What I took issue with is you closing the book on something and telling people the debate was over, not even because you had new evidence but because you didn't personally feel moved by the evidence. It's kinda rich for you to then lecture me about being unscientific.
My contributions to science have thus far been negligible (the company I was going to continue my lab tech career with froze hiring during the pandemic, so I had to change lanes to software engineering, c'est la vie), but when I was a lab technician, I actively practiced being comfortable with ambiguity, acknowledging what I do and don't know, and separating observation from interpretation. If I had told my PI that we didn't need to look into boars for the reasons you gave, I would have gotten clowned on.
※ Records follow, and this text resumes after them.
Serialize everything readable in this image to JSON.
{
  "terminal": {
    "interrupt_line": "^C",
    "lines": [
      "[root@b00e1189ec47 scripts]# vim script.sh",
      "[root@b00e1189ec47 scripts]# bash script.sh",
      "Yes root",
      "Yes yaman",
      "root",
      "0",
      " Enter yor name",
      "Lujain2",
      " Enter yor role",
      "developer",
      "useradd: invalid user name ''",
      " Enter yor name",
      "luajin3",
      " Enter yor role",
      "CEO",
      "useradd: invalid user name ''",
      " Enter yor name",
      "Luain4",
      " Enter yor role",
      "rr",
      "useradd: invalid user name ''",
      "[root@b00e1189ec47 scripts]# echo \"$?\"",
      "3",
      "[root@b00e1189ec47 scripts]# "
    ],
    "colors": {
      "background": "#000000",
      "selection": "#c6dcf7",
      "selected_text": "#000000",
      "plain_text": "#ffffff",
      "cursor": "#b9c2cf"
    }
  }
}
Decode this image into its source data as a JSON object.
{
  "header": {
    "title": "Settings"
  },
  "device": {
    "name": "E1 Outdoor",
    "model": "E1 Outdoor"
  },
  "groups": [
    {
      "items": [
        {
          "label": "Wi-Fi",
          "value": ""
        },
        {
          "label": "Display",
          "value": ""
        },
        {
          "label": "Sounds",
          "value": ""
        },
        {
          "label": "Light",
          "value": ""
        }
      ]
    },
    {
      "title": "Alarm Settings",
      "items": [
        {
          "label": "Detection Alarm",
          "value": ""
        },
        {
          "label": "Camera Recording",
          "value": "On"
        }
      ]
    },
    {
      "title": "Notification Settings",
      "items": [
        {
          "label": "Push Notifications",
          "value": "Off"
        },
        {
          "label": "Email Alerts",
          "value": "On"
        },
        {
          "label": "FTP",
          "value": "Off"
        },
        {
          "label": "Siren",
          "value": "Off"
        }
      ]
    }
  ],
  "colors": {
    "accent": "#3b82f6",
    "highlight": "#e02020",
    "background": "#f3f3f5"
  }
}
That's not to say every discussion needs to be scientifically rigorous (I consider myself an empiricist but not a scientist because I don't regular use the scientific method, I operate with a fairly loose level of rigor as software engineer), but I rolled my eyes pretty hard when you tried to come at me for being unscientific.
[1] Oh boy, this thread got a lot bigger. I meant this one. https://news.ycombinator.com/item?id=36205287
The only party that did push against Nuclear were the Greens. And it took them over 20 years to finally get a nuclear exit through in Germany.
And as far as thresholds are concerned: we have those for everything, from lead to small dust. Being above it doesn't outright kill people, but it defenitely doesn't improve longterm health. And yes, Bavarian boar has a tendency, in some regions, to be above radiation thresholds. That can be dorectly traced back to Chernobyl. You are trying to deny that by attacking the validity of those thresholds, thresholds that are coming from a ruling party in Bavaria that is in power sonce the 50s, is as pro-nuclear power as they come. I call that a straw man argument if there ever was one.
What that means for the safety of the exclusive zone is a different stroy, isn't it?
And no, as pointed out above, the health impact of Chernobyl, on everyone from Minsk and Pripyat to the liquidators and half of Western Europe was never really studied.